Mereka dengan mudah dapat memetik makna tentang Adat Minang dan alam, kepemilikan lahan dalam masyarakat Minang. Lahan yang dikelola oleh keluarga di Gunung Sirabungan merupakan "Harta Pusaka Tinggi", tidak boleh diperjual belikan, milik suku. dan anggota keluarga hanya mempunyai "Hak Guna". Garis kepemilikan harta pusaka itu, berada pada garis "Ibu".
Para lekaki Minang tidak memiliki harta pusaka ini, hanya sebatas hak guna, selama dia masih hidup. Bila dia meninggal, anak nya tidak berhak, karena harta itu adalah harta pusaka "garis ibunya". Tanah yang digunakan setelah meninggal di kembalikan kepada keluarga "ibunya". Pengecualian tentunya untuk harta pencarian keluarga yang menjadi milik keluarga yang diatur dalam hukum waris menurut Syariat Islam.
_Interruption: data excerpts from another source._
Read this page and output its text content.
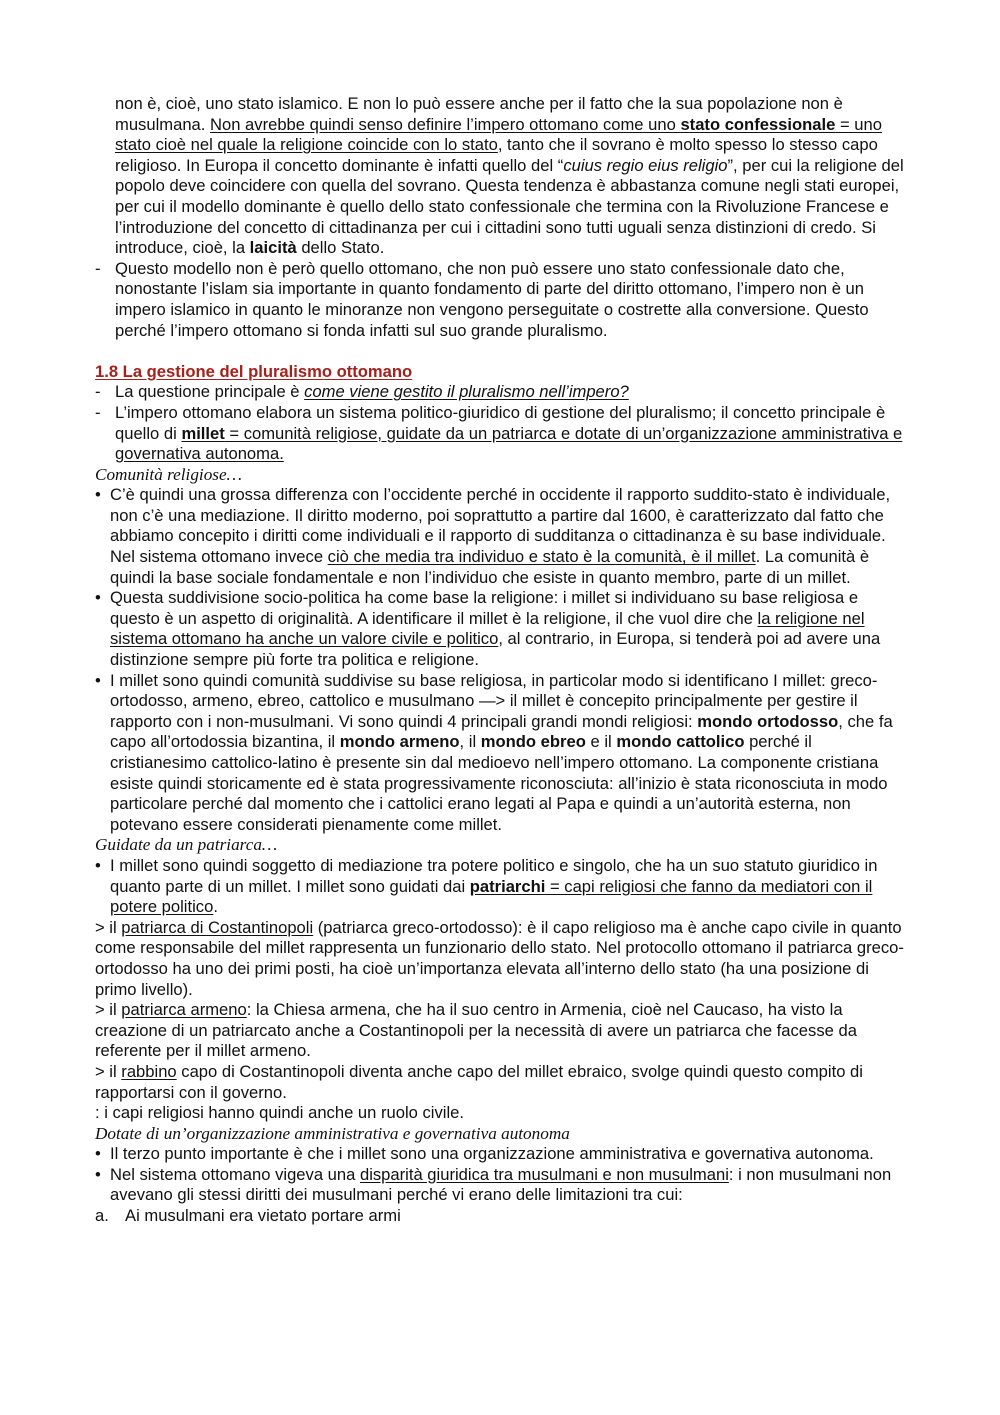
non è, cioè, uno stato islamico. E non lo può essere anche per il fatto che la sua popolazione non è musulmana. Non avrebbe quindi senso definire l’impero ottomano come uno stato confessionale = uno stato cioè nel quale la religione coincide con lo stato, tanto che il sovrano è molto spesso lo stesso capo religioso. In Europa il concetto dominante è infatti quello del “cuius regio eius religio”, per cui la religione del popolo deve coincidere con quella del sovrano. Questa tendenza è abbastanza comune negli stati europei, per cui il modello dominante è quello dello stato confessionale che termina con la Rivoluzione Francese e l’introduzione del concetto di cittadinanza per cui i cittadini sono tutti uguali senza distinzioni di credo. Si introduce, cioè, la laicità dello Stato.

- Questo modello non è però quello ottomano, che non può essere uno stato confessionale dato che, nonostante l’islam sia importante in quanto fondamento di parte del diritto ottomano, l’impero non è un impero islamico in quanto le minoranze non vengono perseguitate o costrette alla conversione. Questo perché l’impero ottomano si fonda infatti sul suo grande pluralismo.

1.8 La gestione del pluralismo ottomano

- La questione principale è come viene gestito il pluralismo nell’impero?

- L’impero ottomano elabora un sistema politico-giuridico di gestione del pluralismo; il concetto principale è quello di millet = comunità religiose, guidate da un patriarca e dotate di un’organizzazione amministrativa e governativa autonoma.

Comunità religiose…

• C’è quindi una grossa differenza con l’occidente perché in occidente il rapporto suddito-stato è individuale, non c’è una mediazione. Il diritto moderno, poi soprattutto a partire dal 1600, è caratterizzato dal fatto che abbiamo concepito i diritti come individuali e il rapporto di sudditanza o cittadinanza è su base individuale. Nel sistema ottomano invece ciò che media tra individuo e stato è la comunità, è il millet. La comunità è quindi la base sociale fondamentale e non l’individuo che esiste in quanto membro, parte di un millet.

• Questa suddivisione socio-politica ha come base la religione: i millet si individuano su base religiosa e questo è un aspetto di originalità. A identificare il millet è la religione, il che vuol dire che la religione nel sistema ottomano ha anche un valore civile e politico, al contrario, in Europa, si tenderà poi ad avere una distinzione sempre più forte tra politica e religione.

• I millet sono quindi comunità suddivise su base religiosa, in particolar modo si identificano I millet: greco-ortodosso, armeno, ebreo, cattolico e musulmano —> il millet è concepito principalmente per gestire il rapporto con i non-musulmani. Vi sono quindi 4 principali grandi mondi religiosi: mondo ortodosso, che fa capo all’ortodossia bizantina, il mondo armeno, il mondo ebreo e il mondo cattolico perché il cristianesimo cattolico-latino è presente sin dal medioevo nell’impero ottomano. La componente cristiana esiste quindi storicamente ed è stata progressivamente riconosciuta: all’inizio è stata riconosciuta in modo particolare perché dal momento che i cattolici erano legati al Papa e quindi a un’autorità esterna, non potevano essere considerati pienamente come millet.

Guidate da un patriarca…

• I millet sono quindi soggetto di mediazione tra potere politico e singolo, che ha un suo statuto giuridico in quanto parte di un millet. I millet sono guidati dai patriarchi = capi religiosi che fanno da mediatori con il potere politico.

> il patriarca di Costantinopoli (patriarca greco-ortodosso): è il capo religioso ma è anche capo civile in quanto come responsabile del millet rappresenta un funzionario dello stato. Nel protocollo ottomano il patriarca greco-ortodosso ha uno dei primi posti, ha cioè un’importanza elevata all’interno dello stato (ha una posizione di primo livello).

> il patriarca armeno: la Chiesa armena, che ha il suo centro in Armenia, cioè nel Caucaso, ha visto la creazione di un patriarcato anche a Costantinopoli per la necessità di avere un patriarca che facesse da referente per il millet armeno.

> il rabbino capo di Costantinopoli diventa anche capo del millet ebraico, svolge quindi questo compito di rapportarsi con il governo.

: i capi religiosi hanno quindi anche un ruolo civile.

Dotate di un’organizzazione amministrativa e governativa autonoma

• Il terzo punto importante è che i millet sono una organizzazione amministrativa e governativa autonoma.

• Nel sistema ottomano vigeva una disparità giuridica tra musulmani e non musulmani: i non musulmani non avevano gli stessi diritti dei musulmani perché vi erano delle limitazioni tra cui:

a. Ai musulmani era vietato portare armi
Tadabur Alam berlangsung Sabtu 3 Juli 2021, dan pada hari itu adalah hari kelahiran istri saya, tante, nenek dari sebagian rombongan, Hj. Yulinar Ismail, yang dikarunia usia 64 tahun.
Gunung Sirabungan, kolam kali Sirabungan menjadi saksi tasyakuran kami bersama. Allahumma barik fii umrik.. wa barik lana ajmaiin. Semoga Allah memberikan karunia kesehatan pada kami, kesehatan bebas virus covid.19 dan pada waktu mendatang, pulang kampung memperkuat silaturrahmi, kerabatan dan cinta lingkungan dengan pemahamaman atas adat Minang yang lebih baik.